Milan greets with enthusiasm the Milano Manga Festival offering two locations among the most prestigious in the landscape of Milan’ s culture – the Rotonda di Via Besana and WOW Spazio Fumetto – to showcase the history of this art, that finds itself in the centre of a crossroad that connects the culture of a people, the ability of drawing to spark the imagination and the very life of a thousand-year old society.
Filippo Del Corno
Councillor for Culture – City of Milan
It is a great pleasure to attend an exhibition that celebrates the first 200 years since the first printing of the Hokusai Manga here in Milan, the same city that, in the past, hosted many exhibitions on Japanese culture in the Edo and pre-modern period. This is an important opportunity to understand Japan, its people and its culture. To everyone who made this exhibition possible, I give my most heartfelt thanks.
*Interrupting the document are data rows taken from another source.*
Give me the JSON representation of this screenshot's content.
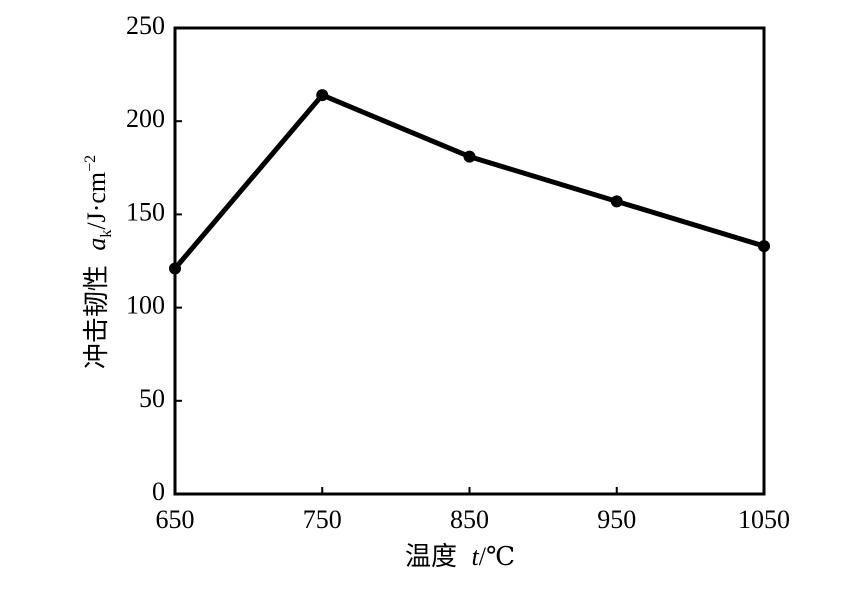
{
  "chart_data": {
    "type": "line",
    "xlabel": {
      "text": "温度",
      "symbol": "t",
      "unit": "/℃"
    },
    "ylabel": {
      "text": "冲击韧性",
      "symbol": "a",
      "sub": "k",
      "unit": "/J·cm",
      "sup": "−2"
    },
    "x": [
      650,
      750,
      850,
      950,
      1050
    ],
    "series": [
      {
        "color": "#000000",
        "values": [
          121,
          214,
          181,
          157,
          133
        ]
      }
    ],
    "xlim": [
      650,
      1050
    ],
    "xticks": [
      650,
      750,
      850,
      950,
      1050
    ],
    "ylim": [
      0,
      250
    ],
    "yticks": [
      0,
      50,
      100,
      150,
      200,
      250
    ]
  }
}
During the 19th Century, the ukiyo-e masters, faced with a plummeting of the interest towards classic themes such as actors, beautiful women and landscapes, turned to the production of giga and fūshi-ga, satirical and caricature illustrations. These illustrations were printed in large-sized, full-colored prints, very often comprised of two or even three consecutive panels, a luxury that caricatures and satirical illustrations elsewhere in the world could not afford. The gigabon, caricatures of which one example is the Hokusai Manga, used a type of binding called watoji and were printed in small-sized booklets to allow people to carry them with ease, keeping them in the sleeves of their kimono. With the coming of the modern era, Manga began to be used by daily newspapers and magazines. In this period we can see the emergence of specialized magazines, such as “Tokyo Puck” , directed by Kitazawa Rakuten. The exhibition displays a 1910 issue of this magazine which boasts the largest 8-panel Manga ever printed in Japan, with 2 pages per panel: The road to wealth.
I always like to think about how in the 20th Century we had but one professional Manga artist, or mangaka, while by the end of the 40s we would have counted more than 200. This change was prompted by dramatic changes in the way Manga were drawn, changes brought about by the enormous success of the 10-volume work by Tagawa Suihō: Norakuro: we had entered an age in which drawing Manga required possessing a unique, comic-oriented sensibility. The most prominent figures of this time were Tezuka Osamu and Hasegawa Machiko. Following the end of World War II, Manga started being published in small booklets called akahon manga. In the Exhibition you will find a selection of about fifty of these booklets.
As of today, over 6000 people in Japan work in the field of Manga, a field which boasts printing volume of over 500 million copies a year for magazines and 450 million copies for Manga in booklet form. We can get a sense of the immensity of this work output in the section dedicated to contemporary Manga.